I worked with two Italian guys who were on two year transfers to the US, and our company gave them money to buy cars while they were in the US.
They both said that they could not afford cars with displacements greater than 2.0l in Italy due to the taxes.
One guy spent forever finding the "perfect" 2.0l car and was bumming rides in the months he took to actually buy something...and then ended up leaving the company and staying in the US after two years.
The other guy bought an SUV with a good sized V6 right away, had tons of fun with it, and then sold it before he went home. He thought all of the US was like the Wild West and would drive around in any empty field he saw anywhere, surprised he never got shot or arrested for it.
They both agreed that "Italian" food in the US was horrendous but loved cheap steakhouses like Sizzler or Golden Corral. We went to a TGI Friday's kind of place one night and they insisted on ordering bruschetta, then tried to correct the waitress about saying "brooshetta" over and over until they finally realized it was hopeless.
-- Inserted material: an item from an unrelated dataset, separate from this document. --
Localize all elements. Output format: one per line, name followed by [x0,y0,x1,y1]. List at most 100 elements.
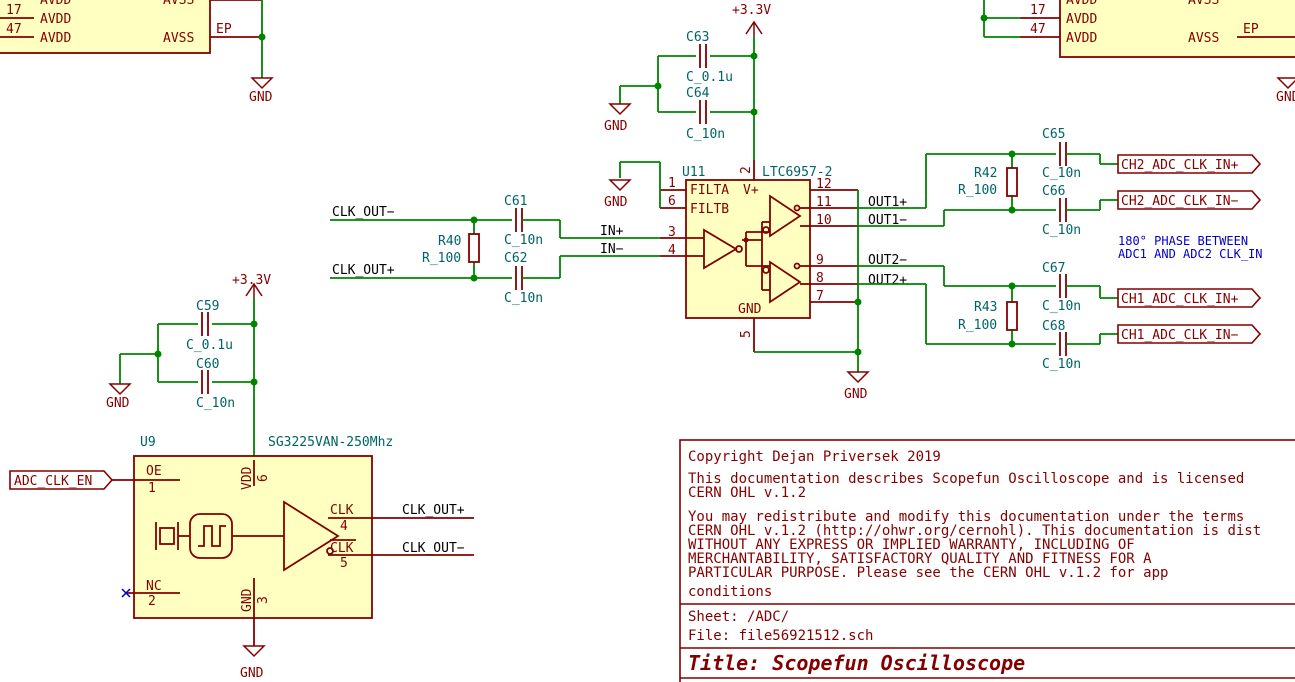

When she put the stuff on the table, they both looked like she had just thrown a dead rat on the table.
"What eez zees?"
"That's the brooshetta you ordered."
"Zees eez not bruschetta!"
They both inspected the stuff like it was something they were supposed to dissect and then howled with laughter.
But take them to Ponderosa and they were in heaven...I told them I would take them to a REAL steakhouse and buy them good steaks (they were great pals and I enjoyed them a lot), and they would just shake their heads and swear, "CANNOT be better zan zees!"
One of them came back from the salad bar at a cheapo steak place holding a cube of jello between thumb and forefinger like it might be radioactive and/or poisonous and queried me, "WHAT eez ZEES!"
I told him it was jello, a dessert made from hides and hooves that was very popular with US kids.
His solemn response was, "Now I am ready to die!", and he then asked me if he could mail it to his mother in Italy.
I miss both of them a lot, visited with one in Italy over ten years ago and I have no idea what happened to the guy who stayed in the US.
After successfully introducing Guiness to an American exchange student (I'm sure you can get it in the US but this was a long time ago and he claimed not to have had it before), I unfortunately failed to dissuade him from ordering pizza in an Edinburgh chip shop.
These are often owned and run by Italians, but the pizzas owe nothing to Italy.
DEEP FRIED, tough, saturated and bubbling with grease.
Think fried clutch plate and you have a rough idea.
Fortunately not an Italian-American, but still, THE HORROR.
You people think you OWN junk food? Ha!